For client code, Promise is for observing or attaching callback when a result is available, whereas Future is to wait for result and then continue. Theoretically anything which is possible to do with futures what can done with promises, but due to the style difference, the resultant API for promises in different languages make chaining easier.


In this example you can take a look at how Promises can be used in Java for creating asynchronous sequences of calls:

doSomeProcess()
    .whenResult(result -> System.out.println(String.format("Result of some process is '%s'", result)))
    .whenException(e -> System.out.println(String.format("Exception after some process is '%s'", e.getMessage())))
    .map(String::toLowerCase)
    .mapEx((result, e) -> e == null ? String.format("The mapped result is '%s'", result) : e.getMessage())
    .whenResult(s -> System.out.println(s));

No set method in Future interface, only get method, so it is read-only. About CompletableFuture, this article maybe helpful. completablefuture


(I'm not completely happy with the answers so far, so here is my attempt...)

I think that Kevin Wright's comment ("You can make a Promise and it's up to you to keep it. When someone else makes you a promise you must wait to see if they honour it in the Future") summarizes it pretty well, but some explanation can be useful.

Futures and promises are pretty similar concepts, the difference is that a future is a read-only container for a result that does not yet exist, while a promise can be written (normally only once). The Java 8 CompletableFuture and the Guava SettableFuture can be thought of as promises, because their value can be set ("completed"), but they also implement the Future interface, therefore there is no difference for the client.

The result of the future will be set by "someone else" - by the result of an asynchronous computation. Note how FutureTask - a classic future - must be initialized with a Callable or Runnable, there is no no-argument constructor, and both Future and FutureTask are read-only from the outside (the set methods of FutureTask are protected). The value will be set to the result of the computation from the inside.

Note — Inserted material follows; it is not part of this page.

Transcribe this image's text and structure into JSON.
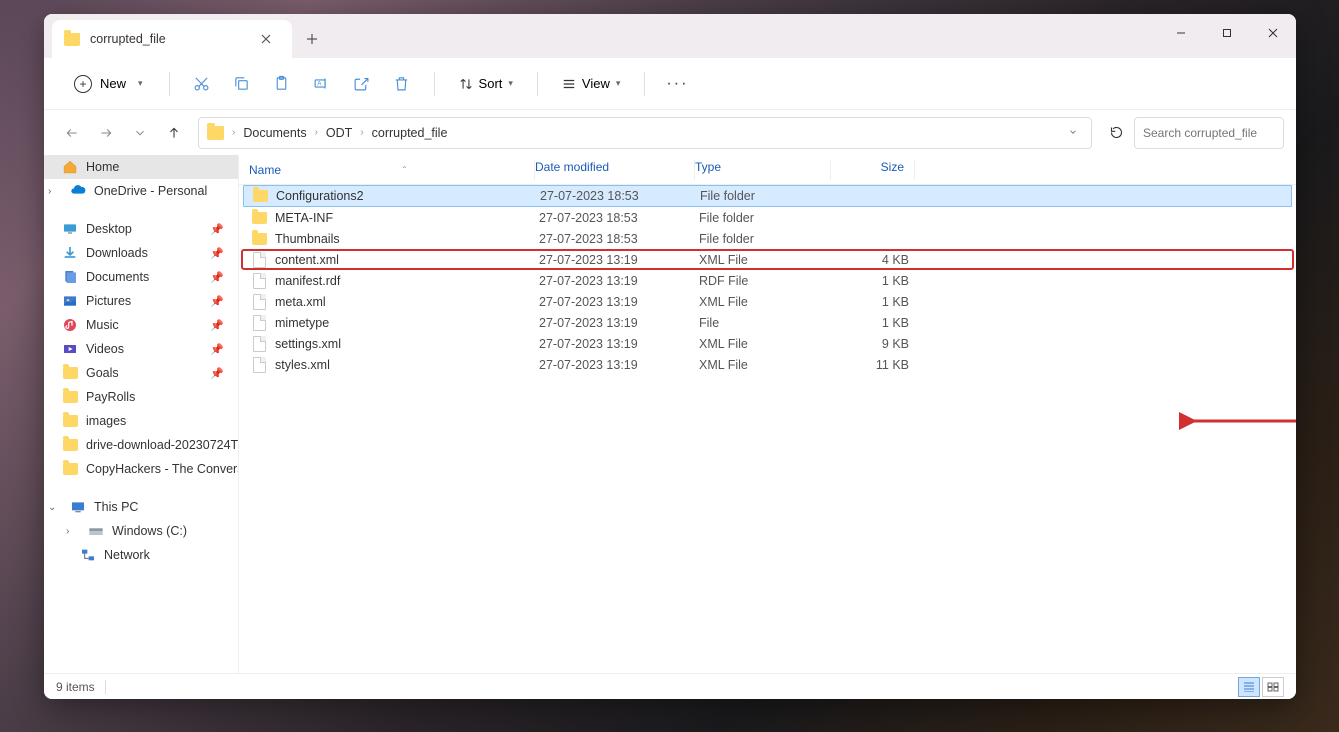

On the other hand, the result of a promise can be set by "you" (or in fact by anybody) anytime because it has a public setter method. Both CompletableFuture and SettableFuture can be created without any task, and their value can be set at any time. You send a promise to the client code, and fulfill it later as you wish.

Note that CompletableFuture is not a "pure" promise, it can be initialized with a task just like FutureTask, and its most useful feature is the unrelated chaining of processing steps.

Also note that a promise does not have to be a subtype of future and it does not have to be the same object. In Scala a Future object is created by an asynchronous computation or by a different Promise object. In C++ the situation is similar: the promise object is used by the producer and the future object by the consumer. The advantage of this separation is that the client cannot set the value of the future.

Both Spring and EJB 3.1 have an AsyncResult class, which is similar to the Scala/C++ promises. AsyncResult does implement Future but this is not the real future: asynchronous methods in Spring/EJB return a different, read-only Future object through some background magic, and this second "real" future can be used by the client to access the result.